A more interesting question is whether the priming effect (the difference between words preceded with a non-weapon word and words preceded by a weapon word) is different for aggressive words than it is for non-aggressive words. That is, do weapon words prime aggressive words more than they prime non-aggressive words? The priming of aggressive words is (an – aw). The priming of non-aggressive words is (cn – cw). The comparison is the difference:
L2 = (an – aw) – (cn – cw)
Table 4 shows L2 for five of the 32 subjects.
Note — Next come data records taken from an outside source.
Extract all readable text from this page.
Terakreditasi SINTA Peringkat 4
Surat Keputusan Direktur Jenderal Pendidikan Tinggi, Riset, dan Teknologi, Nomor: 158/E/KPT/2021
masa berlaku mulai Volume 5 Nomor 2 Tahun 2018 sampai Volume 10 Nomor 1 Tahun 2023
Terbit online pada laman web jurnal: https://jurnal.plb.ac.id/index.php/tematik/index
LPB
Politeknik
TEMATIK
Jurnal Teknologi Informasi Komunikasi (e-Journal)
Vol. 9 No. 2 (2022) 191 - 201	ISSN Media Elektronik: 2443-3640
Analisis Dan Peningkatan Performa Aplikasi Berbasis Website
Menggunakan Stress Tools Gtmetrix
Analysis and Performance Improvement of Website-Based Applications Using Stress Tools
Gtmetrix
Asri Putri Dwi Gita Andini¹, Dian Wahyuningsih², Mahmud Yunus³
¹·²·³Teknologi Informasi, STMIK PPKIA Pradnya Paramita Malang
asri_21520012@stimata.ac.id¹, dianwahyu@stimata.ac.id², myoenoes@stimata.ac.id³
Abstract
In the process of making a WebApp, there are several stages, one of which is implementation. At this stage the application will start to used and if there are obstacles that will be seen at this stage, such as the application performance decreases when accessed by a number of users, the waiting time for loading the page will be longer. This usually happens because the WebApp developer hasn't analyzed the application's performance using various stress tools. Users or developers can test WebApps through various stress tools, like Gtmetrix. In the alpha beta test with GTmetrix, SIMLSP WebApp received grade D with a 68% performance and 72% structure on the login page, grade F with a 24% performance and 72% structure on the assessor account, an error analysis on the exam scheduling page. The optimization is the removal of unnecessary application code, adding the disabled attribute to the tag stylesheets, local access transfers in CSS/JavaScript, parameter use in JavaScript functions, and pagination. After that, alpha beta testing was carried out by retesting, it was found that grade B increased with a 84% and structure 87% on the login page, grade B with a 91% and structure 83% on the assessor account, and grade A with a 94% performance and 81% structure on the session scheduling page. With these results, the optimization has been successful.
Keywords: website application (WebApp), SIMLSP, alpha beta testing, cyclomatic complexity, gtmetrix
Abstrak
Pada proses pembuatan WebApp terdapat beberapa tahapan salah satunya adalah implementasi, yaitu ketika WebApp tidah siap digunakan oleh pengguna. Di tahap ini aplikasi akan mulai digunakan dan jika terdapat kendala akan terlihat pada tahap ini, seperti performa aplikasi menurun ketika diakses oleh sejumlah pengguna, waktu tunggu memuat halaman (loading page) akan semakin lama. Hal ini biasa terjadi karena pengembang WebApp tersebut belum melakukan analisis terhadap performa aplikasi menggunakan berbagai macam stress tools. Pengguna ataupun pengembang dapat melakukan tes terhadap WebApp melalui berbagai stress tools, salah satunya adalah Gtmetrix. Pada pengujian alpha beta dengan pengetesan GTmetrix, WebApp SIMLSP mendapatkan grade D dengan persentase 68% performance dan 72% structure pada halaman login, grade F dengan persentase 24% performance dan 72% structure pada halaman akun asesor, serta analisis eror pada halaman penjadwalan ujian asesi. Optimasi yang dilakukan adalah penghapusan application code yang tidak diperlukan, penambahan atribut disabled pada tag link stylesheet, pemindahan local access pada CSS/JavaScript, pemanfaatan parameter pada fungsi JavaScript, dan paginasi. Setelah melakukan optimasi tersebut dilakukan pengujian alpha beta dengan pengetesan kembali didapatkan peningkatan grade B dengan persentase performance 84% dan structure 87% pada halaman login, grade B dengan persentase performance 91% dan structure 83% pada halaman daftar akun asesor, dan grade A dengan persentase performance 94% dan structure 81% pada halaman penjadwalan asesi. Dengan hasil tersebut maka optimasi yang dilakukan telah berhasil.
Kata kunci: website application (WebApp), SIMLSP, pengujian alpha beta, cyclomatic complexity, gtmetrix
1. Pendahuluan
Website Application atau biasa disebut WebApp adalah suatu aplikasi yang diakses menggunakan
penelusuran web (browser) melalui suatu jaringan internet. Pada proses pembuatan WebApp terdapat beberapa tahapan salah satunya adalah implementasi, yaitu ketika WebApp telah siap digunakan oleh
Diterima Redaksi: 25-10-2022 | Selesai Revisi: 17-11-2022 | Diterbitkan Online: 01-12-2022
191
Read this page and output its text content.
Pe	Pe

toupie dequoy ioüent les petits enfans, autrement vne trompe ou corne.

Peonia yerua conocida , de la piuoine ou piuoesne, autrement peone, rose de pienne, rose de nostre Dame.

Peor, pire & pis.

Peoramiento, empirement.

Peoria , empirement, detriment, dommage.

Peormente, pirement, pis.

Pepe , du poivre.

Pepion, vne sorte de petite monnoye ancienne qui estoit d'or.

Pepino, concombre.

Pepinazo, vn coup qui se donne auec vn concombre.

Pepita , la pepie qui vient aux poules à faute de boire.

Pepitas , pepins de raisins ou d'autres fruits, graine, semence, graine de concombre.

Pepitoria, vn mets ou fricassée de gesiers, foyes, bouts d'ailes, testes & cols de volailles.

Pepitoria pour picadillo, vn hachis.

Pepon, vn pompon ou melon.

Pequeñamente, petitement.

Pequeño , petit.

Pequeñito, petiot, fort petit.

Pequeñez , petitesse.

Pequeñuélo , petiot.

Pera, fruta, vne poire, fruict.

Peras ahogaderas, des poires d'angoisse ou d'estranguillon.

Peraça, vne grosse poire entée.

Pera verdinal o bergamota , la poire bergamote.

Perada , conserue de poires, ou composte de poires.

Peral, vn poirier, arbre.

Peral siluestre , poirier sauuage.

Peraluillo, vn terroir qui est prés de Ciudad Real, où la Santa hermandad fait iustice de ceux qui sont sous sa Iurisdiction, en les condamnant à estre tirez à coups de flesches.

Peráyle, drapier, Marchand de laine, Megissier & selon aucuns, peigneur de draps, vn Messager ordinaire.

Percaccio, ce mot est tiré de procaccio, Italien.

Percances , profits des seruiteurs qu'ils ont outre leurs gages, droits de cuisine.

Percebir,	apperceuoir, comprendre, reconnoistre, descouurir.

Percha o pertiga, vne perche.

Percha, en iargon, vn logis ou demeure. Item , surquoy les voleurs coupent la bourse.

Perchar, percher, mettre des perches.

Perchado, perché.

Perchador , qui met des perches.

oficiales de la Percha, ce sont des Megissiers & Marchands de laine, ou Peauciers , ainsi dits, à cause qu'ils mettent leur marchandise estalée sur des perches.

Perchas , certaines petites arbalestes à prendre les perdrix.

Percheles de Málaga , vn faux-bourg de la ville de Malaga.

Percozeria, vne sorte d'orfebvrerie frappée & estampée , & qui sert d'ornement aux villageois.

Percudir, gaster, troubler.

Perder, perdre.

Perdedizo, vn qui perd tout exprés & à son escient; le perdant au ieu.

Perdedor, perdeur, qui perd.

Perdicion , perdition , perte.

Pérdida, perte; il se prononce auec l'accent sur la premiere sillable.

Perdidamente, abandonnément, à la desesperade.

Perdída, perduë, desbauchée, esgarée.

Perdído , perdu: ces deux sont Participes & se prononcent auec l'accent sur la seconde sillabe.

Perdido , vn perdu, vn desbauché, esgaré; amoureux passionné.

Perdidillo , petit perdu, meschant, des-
Table 4. L2 for Five Subjects.
| Subject | aw | an | cw | cn | L2 |
|---|---|---|---|---|---|
| 1 | 447 | 440 | 432 | 452 | -27 |
| 2 | 427 | 437 | 469 | 451 | 28 |
| 3 | 417 | 418 | 445 | 434 | 12 |
| 4 | 348 | 371 | 353 | 344 | 32 |
| 5 | 471 | 443 | 462 | 463 | -29 |
The mean and standard error of the mean for all 32 subjects are 8.4375 and 3.9128 respectively. Therefore, t = 2.156 and p = 0.039.
Multiple Comparisons
Issues associated with doing multiple comparisons are the same for related observations as they are for multiple comparisons among independent groups.
Orthogonal Comparisons
The most straightforward way to assess the degree of dependence between two comparisons is to correlate them directly. For the weapons and aggression data, the comparisons L1 and L2 are correlated 0.24. Of course, this is a sample correlation and only estimates what the correlation would be if L1 and L2 were correlated in the whole population. Although mathematically possible, orthogonal comparisons with correlated observations are very rare.